The clear leader in this space is the UK, where Genomics England collaborates with the NHS to continuously improve genomic testing to help doctors and clinicians diagnose, treat and prevent diseases such as rare diseases and cancer. They also have a goal of indexing 100,000 members.

One problem with the above nationalized databases is that the indexed population is still relatively small. Large datasets will result in higher performance by AI systems when used to identify patterns in the data. More importantly, it will result in equal access to healthcare for the entire population.

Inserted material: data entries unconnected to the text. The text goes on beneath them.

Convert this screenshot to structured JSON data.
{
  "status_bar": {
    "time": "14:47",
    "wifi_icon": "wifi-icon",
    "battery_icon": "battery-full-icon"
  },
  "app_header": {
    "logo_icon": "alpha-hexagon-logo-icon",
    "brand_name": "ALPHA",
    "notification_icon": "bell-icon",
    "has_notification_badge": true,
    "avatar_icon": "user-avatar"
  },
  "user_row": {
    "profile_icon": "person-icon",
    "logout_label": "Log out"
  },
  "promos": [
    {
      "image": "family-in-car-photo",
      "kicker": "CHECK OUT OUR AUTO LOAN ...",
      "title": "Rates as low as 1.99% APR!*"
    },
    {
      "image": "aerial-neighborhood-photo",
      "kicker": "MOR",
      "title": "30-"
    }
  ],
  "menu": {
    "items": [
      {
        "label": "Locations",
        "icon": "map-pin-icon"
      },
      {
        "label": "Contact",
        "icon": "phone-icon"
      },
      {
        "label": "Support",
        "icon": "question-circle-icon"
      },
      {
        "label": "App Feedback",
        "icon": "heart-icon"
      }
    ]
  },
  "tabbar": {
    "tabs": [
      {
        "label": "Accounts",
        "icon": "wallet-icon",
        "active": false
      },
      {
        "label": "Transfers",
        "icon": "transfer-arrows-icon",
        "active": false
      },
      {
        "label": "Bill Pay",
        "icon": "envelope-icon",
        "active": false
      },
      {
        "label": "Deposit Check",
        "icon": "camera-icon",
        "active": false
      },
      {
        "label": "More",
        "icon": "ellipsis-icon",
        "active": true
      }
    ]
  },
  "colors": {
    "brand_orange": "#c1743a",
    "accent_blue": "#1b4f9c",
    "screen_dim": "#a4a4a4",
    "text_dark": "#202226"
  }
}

Also, data from more diverse ethnic backgrounds would be beneficial to prevent potential AI bias issues. AI bias stems from data that lack diversity, including genetic diversity. For example, Canada would be in the best position to take advantage of this, as it has one of the largest immigrant populations in the world, with 20% of Canada's population born abroad. This is in contrast to the Estonian and Israeli systems which suffer from a lack of ethnic diversity.

Standardizing genome sequencing and using deep learning could provide huge financial savings and health benefits to Canada's healthcare system. A system often labeled by Canadians as being broken with long wait times.

The above requires ambitious thinking, even if any country that adopts this moonlight thinking will save taxpayer money, invest in the future, increase the quality of life, and extend the lifespan of its general population. Will lead the world in providing equitable access to personalized health care and personalized medicine.